Il dit à Rapp d'un ton joyeux :

- Eh bien, Rapp, nous allons nous retirer sur la Pologne : je prendrai de bons quartiers d'hiver ; j'espère qu'Alexandre fera la paix.

- Les habitants prédisent un hiver rigoureux, dit Rapp.

Napoléon s'éloigne.

- Bah, bah, avec vos habitants ! lance-t-il. Voyez comme il fait beau !

Il rejoint le maréchal Berthier.

Il exige d'une voix rude que chaque voiture prenne en charge deux blessés. « Toute voiture qui sera trouvée en marche sans ces blessés sera brûlée. Les voitures devront être numérotées, sous peine de confiscation. »

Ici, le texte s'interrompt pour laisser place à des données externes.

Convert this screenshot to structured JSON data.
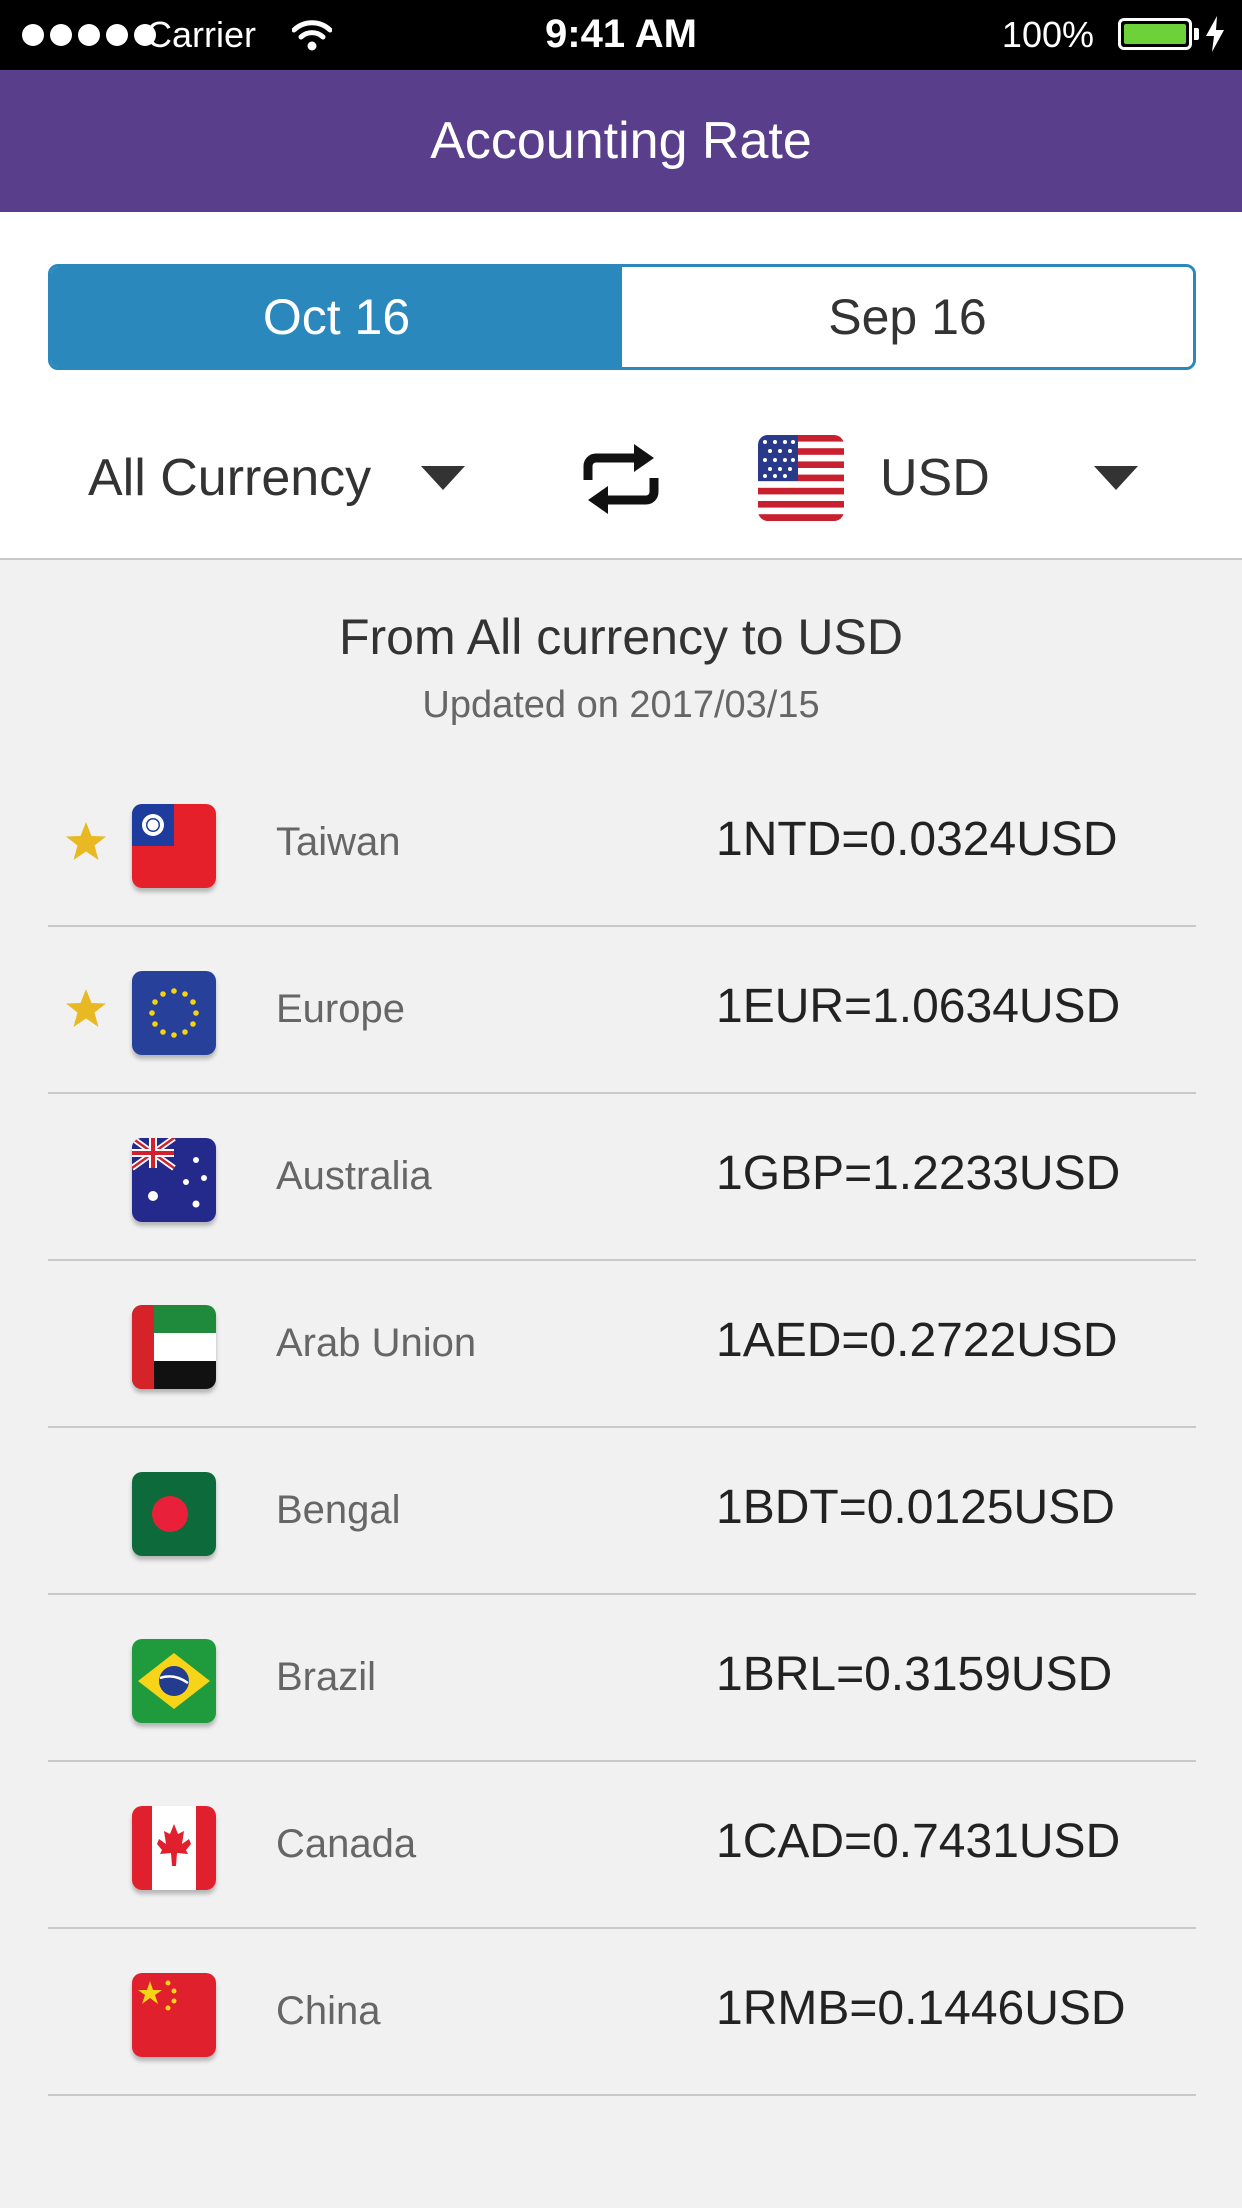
{
  "status_bar": {
    "carrier": "Carrier",
    "time": "9:41 AM",
    "battery": "100%"
  },
  "header": {
    "title": "Accounting Rate"
  },
  "tabs": [
    {
      "label": "Oct 16",
      "active": true
    },
    {
      "label": "Sep 16",
      "active": false
    }
  ],
  "from_currency": {
    "label": "All Currency"
  },
  "to_currency": {
    "code": "USD",
    "flag": "us-flag-icon"
  },
  "summary": {
    "title": "From All currency to USD",
    "updated": "Updated on 2017/03/15"
  },
  "rates": [
    {
      "country": "Taiwan",
      "rate": "1NTD=0.0324USD",
      "starred": true,
      "flag": "taiwan-flag-icon"
    },
    {
      "country": "Europe",
      "rate": "1EUR=1.0634USD",
      "starred": true,
      "flag": "eu-flag-icon"
    },
    {
      "country": "Australia",
      "rate": "1GBP=1.2233USD",
      "starred": false,
      "flag": "australia-flag-icon"
    },
    {
      "country": "Arab Union",
      "rate": "1AED=0.2722USD",
      "starred": false,
      "flag": "uae-flag-icon"
    },
    {
      "country": "Bengal",
      "rate": "1BDT=0.0125USD",
      "starred": false,
      "flag": "bangladesh-flag-icon"
    },
    {
      "country": "Brazil",
      "rate": "1BRL=0.3159USD",
      "starred": false,
      "flag": "brazil-flag-icon"
    },
    {
      "country": "Canada",
      "rate": "1CAD=0.7431USD",
      "starred": false,
      "flag": "canada-flag-icon"
    },
    {
      "country": "China",
      "rate": "1RMB=0.1446USD",
      "starred": false,
      "flag": "china-flag-icon"
    }
  ],
  "colors": {
    "header": "#593e8c",
    "accent": "#2a88bd",
    "star": "#e8b923"
  }
}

Berthier murmure qu'elles sont peut-être vingt, trente, quarante mille !

Il ne répond pas. Il dicte un nouvel ordre, à transmettre au maréchal Mortier, qui devra rester avec dix mille hommes au Kremlin, après avoir fait partir les éclopés et les blessés.

« Le 23 octobre à deux heures du matin, le maréchal Mortier fera mettre le feu au palais du Kremlin. »

Il regarde Berthier, puis recommence à dicter tout en marchant.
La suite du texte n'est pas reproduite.